Laboratoire de la qualité de l’eau de Redal: 82.000 analyses sur les eaux de Rabat en 2014

Laboratoire de la qualité de l’eau de Redal: 82.000 analyses sur les eaux de Rabat en 2014

L’eau du robinet, consommée par une grande partie des marocains, est-elle tout à fait saine ? ALM a visité le laboratoire de la qualité de l’eau potable de Rédal, distributeur d’eau potable pour la région de Rabat-Salé-Zemmour-Zaër. «L’eau de la région de Rabat est potable à 99,9%, ce qui est parfaitement en phase avec les normes internationales. Les non-conformités détectées sont très rares, et sont traitées sur-le-champ», explique Nezha Maaroufi, docteur en chimie et responsable du laboratoire.

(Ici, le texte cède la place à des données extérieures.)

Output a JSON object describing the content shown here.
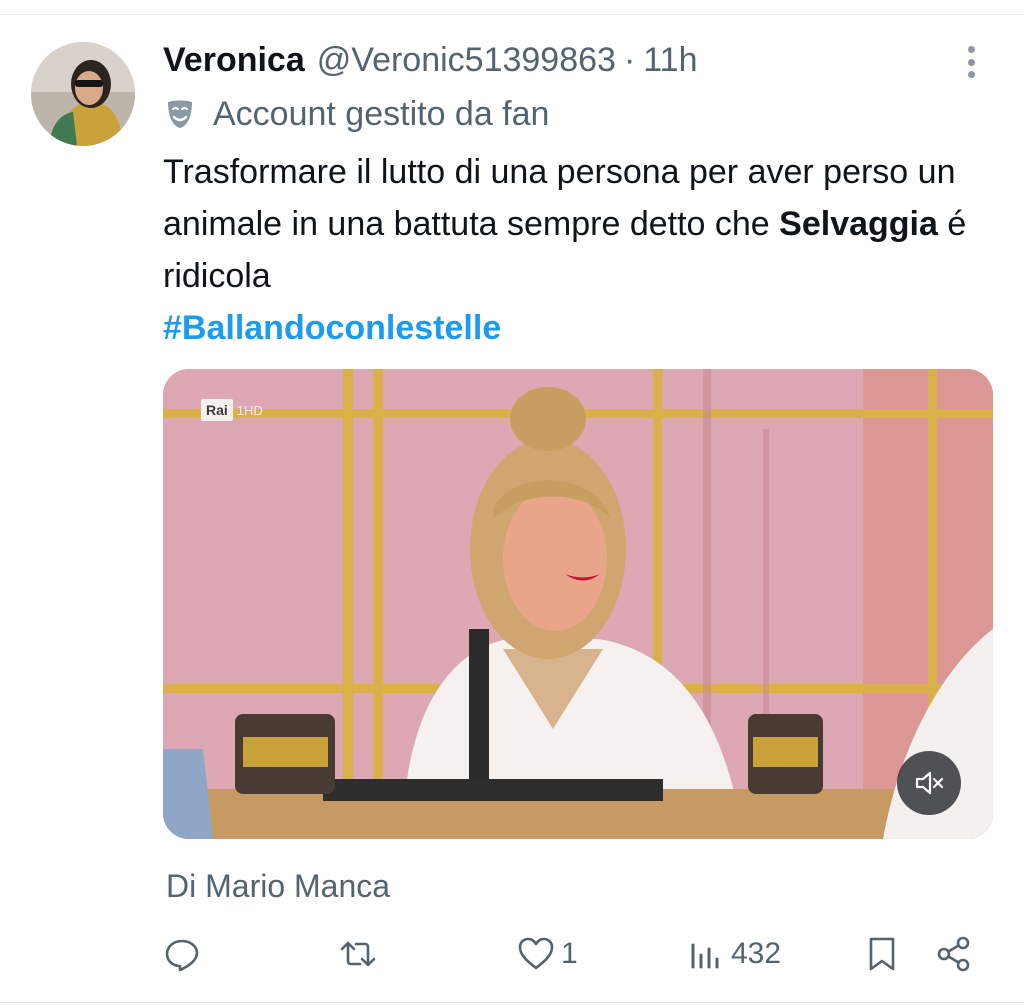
{
  "tweet": {
    "display_name": "Veronica",
    "handle": "@Veronic51399863",
    "separator": "·",
    "time": "11h",
    "account_label": "Account gestito da fan",
    "text_before_bold": "Trasformare il lutto di una persona per aver perso un animale in una battuta sempre detto che ",
    "text_bold": "Selvaggia",
    "text_after_bold": " é ridicola",
    "hashtag": "#Ballandoconlestelle",
    "byline": "Di Mario Manca"
  },
  "media": {
    "channel_logo": "Rai",
    "channel_suffix": "1HD",
    "mute_icon": "volume-muted-icon"
  },
  "actions": {
    "reply_icon": "reply-icon",
    "retweet_icon": "retweet-icon",
    "like_icon": "heart-icon",
    "like_count": "1",
    "views_icon": "views-icon",
    "views_count": "432",
    "bookmark_icon": "bookmark-icon",
    "share_icon": "share-icon"
  },
  "colors": {
    "link_blue": "#1d9bf0",
    "secondary_text": "#536471",
    "primary_text": "#0f1419"
  }
}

L’eau consommée dans la région provient des retenues des barrages environnants.  Les premières analyses sont effectuées par l’Office national de l’électricité et de l’eau potable (ONEE), avant la livraison de l’eau à Redal. S’en suivent des analyses quotidiennes sur l’ensemble du circuit de l’eau, dans les réservoirs, les points de distribution ainsi que sur le réseau de distribution (fontaines, cafés, administrations, hôpitaux, etc.).

L’ensemble de ces analyses est effectué dans le laboratoire inauguré en 2008 à Témara pour un budget de 7,2 millions de dirhams. Il s’occupe de l’analyse microbiologique et physico-chimique de l’eau potable, mais également des eaux usées et des eaux de baignade pendant la saison estivale. «Avant tout cela, nous testons le goût, l’odeur et la couleur de l’eau. Les normes sont extrêmement strictes», ajoute Nezha Maaroufi.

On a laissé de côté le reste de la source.